The BBC documentary followed, among other marine animals, a large pilot whale who held onto her dead newborn calf for days — a heartbreaking sight for many Blue Planet 2 viewers. During the episode, narrator Sir David Attenborough informed the audience that people "dump eight million tonnes of plastic into the sea" every year. The plastic breaks down, releasing chemicals into the waters and becoming toxic to the animals living within it. Attenborough then informed viewers that "the calf may have been poisoned by the mother's own contaminated milk," the Mirror reported.

The tragic story of the mother whale carrying her dead calf's body had Blue Planet 2 viewers upset, with many of them in tears. They took to social media to express their grief for the mother pilot whale, and disgust over how much plastic waste humans create.

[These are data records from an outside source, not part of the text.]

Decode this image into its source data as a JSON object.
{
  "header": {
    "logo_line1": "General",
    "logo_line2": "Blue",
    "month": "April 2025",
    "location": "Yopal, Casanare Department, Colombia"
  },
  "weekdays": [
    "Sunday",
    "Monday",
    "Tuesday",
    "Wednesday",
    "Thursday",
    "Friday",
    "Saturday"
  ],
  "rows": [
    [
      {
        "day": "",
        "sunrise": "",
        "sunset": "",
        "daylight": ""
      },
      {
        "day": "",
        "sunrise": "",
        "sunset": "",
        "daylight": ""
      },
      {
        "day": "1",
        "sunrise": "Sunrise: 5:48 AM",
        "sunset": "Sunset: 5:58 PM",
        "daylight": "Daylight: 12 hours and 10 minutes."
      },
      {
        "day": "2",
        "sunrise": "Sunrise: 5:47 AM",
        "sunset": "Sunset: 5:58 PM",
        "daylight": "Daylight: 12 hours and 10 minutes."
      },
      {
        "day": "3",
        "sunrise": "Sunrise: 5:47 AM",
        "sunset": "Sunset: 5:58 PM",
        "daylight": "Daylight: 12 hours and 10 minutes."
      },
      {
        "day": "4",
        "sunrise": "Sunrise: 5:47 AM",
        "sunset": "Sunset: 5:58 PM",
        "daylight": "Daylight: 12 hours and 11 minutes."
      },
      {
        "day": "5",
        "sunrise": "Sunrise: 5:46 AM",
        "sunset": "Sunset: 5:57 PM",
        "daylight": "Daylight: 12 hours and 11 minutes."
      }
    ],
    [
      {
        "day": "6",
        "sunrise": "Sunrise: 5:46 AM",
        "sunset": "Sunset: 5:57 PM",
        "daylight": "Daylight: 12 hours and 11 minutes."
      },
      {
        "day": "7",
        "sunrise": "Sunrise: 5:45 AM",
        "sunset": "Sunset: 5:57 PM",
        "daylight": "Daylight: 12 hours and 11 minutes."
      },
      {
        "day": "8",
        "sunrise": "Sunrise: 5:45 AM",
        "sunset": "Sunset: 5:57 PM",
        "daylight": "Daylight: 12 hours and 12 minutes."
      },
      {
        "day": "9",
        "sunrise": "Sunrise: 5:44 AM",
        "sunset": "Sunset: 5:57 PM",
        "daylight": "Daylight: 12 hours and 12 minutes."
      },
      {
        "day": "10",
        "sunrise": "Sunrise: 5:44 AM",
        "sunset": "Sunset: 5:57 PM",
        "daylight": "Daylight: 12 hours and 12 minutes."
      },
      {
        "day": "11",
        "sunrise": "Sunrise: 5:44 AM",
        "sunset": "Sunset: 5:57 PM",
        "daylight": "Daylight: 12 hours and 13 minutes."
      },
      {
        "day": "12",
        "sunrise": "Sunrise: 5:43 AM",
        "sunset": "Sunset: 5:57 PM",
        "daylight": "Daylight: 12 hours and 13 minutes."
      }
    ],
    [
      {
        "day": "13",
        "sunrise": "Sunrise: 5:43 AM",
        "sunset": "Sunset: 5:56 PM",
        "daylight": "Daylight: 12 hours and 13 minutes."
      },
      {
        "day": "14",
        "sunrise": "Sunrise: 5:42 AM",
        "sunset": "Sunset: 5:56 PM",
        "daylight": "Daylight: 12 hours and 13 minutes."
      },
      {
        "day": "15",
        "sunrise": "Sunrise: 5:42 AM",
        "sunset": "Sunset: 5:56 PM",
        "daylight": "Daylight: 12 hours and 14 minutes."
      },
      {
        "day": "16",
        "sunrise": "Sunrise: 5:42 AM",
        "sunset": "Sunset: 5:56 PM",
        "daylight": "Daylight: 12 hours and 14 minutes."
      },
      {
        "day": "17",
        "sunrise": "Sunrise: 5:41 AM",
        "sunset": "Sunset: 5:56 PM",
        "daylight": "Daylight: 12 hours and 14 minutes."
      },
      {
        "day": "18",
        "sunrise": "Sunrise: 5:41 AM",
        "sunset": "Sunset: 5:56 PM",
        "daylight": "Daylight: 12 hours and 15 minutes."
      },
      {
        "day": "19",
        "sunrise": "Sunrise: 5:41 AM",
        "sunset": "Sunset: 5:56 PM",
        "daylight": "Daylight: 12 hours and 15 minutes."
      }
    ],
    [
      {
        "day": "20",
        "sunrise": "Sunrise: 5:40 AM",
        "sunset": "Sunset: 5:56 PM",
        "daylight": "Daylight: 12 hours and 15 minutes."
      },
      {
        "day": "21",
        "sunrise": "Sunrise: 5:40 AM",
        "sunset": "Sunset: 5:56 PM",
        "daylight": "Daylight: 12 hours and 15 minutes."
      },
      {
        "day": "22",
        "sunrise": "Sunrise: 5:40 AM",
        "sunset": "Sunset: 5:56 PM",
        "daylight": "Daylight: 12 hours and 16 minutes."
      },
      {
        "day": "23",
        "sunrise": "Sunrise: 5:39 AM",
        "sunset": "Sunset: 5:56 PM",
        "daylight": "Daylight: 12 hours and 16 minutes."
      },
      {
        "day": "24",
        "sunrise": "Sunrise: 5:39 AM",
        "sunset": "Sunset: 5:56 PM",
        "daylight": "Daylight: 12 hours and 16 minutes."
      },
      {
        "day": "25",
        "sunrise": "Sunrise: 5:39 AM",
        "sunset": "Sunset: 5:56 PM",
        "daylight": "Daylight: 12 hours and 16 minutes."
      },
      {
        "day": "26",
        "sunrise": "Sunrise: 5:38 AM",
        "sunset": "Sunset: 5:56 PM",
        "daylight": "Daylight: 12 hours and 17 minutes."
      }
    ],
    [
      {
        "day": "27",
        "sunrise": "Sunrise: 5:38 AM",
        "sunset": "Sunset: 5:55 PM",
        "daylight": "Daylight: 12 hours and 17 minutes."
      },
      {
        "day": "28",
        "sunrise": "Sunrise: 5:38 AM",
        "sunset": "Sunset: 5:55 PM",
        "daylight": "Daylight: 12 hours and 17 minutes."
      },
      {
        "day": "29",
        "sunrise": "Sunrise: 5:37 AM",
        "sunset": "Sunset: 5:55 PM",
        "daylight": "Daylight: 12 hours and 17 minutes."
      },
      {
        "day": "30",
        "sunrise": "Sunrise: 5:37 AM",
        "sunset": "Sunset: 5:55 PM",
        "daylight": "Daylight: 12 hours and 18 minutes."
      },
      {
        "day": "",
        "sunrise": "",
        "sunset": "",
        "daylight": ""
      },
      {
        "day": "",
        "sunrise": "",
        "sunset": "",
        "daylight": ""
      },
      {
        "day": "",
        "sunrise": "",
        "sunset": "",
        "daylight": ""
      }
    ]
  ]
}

According to the Center for Biological Diversity, the billions of pounds of plastics waste, including grocery bags, soda bottles, and six-pack rings, make up about 40 percent of the world's ocean surfaces. And those billions of pounds of plastic kill thousands of sea turtles and seabirds, seals, fish, and other marine animals each year. Additionally, according to the Center for Biological Diversity, nearly 300 species of wildlife eat and become caught in plastic litter.

That's not the only effects of oceans plastics pollution. The Center for Biological Diversity also reported that nearly 98 percent of all Laysan albatross chicks have pieces of plastic found in their stomachs. Scientists have also estimated that 60 percent of all seabirds have consumed plastic pieces; they predict that number will jump to 99 percent in the next 33 years, according to the center.

And, just as devastating, University of California at San Diego researchers have found that, each year, fish in the North Pacific eat 12,000 to 24,000 tons of plastic, causing intestinal injury and death, according to the New York Times. The dead fish then, in turn, transfer the toxic plastic chemicals to larger fish and marine animals who eat them for food. As Attenborough said in his narration, this chain of events could have contributed to pilot calf's death.

The producers of Blue Planet 2 wanted to dedicate an episode to the plastics problem because they often saw, as assistant producer Sarah Conner recalled to Newsbeat, "some form of plastic from a thread of plastic fishing line, sweet wrappers or plastic bottles" floating in the ocean during each dive, according to BBC.

Conner and the other producers and crew members would even witness the deadly effects of how plastic harms marine wildlife. The assistant producer continued, according to BBC,

I have seen dead birds with their legs entangled in plastic bags, so they could have died from not being able to feed or fly. I saw a dead leatherback turtle that died from entanglement in fishing rope.

But it doesn't have to be this way. Although stronger environmental policy can help protect the world's water and marine wildlife, changing this tide starts with humans. Let's commit to reducing our plastic waste and reusing products so there aren't more stories — many of which are untold — of mother pilot whales carrying around their dead baby's body because they can't let go.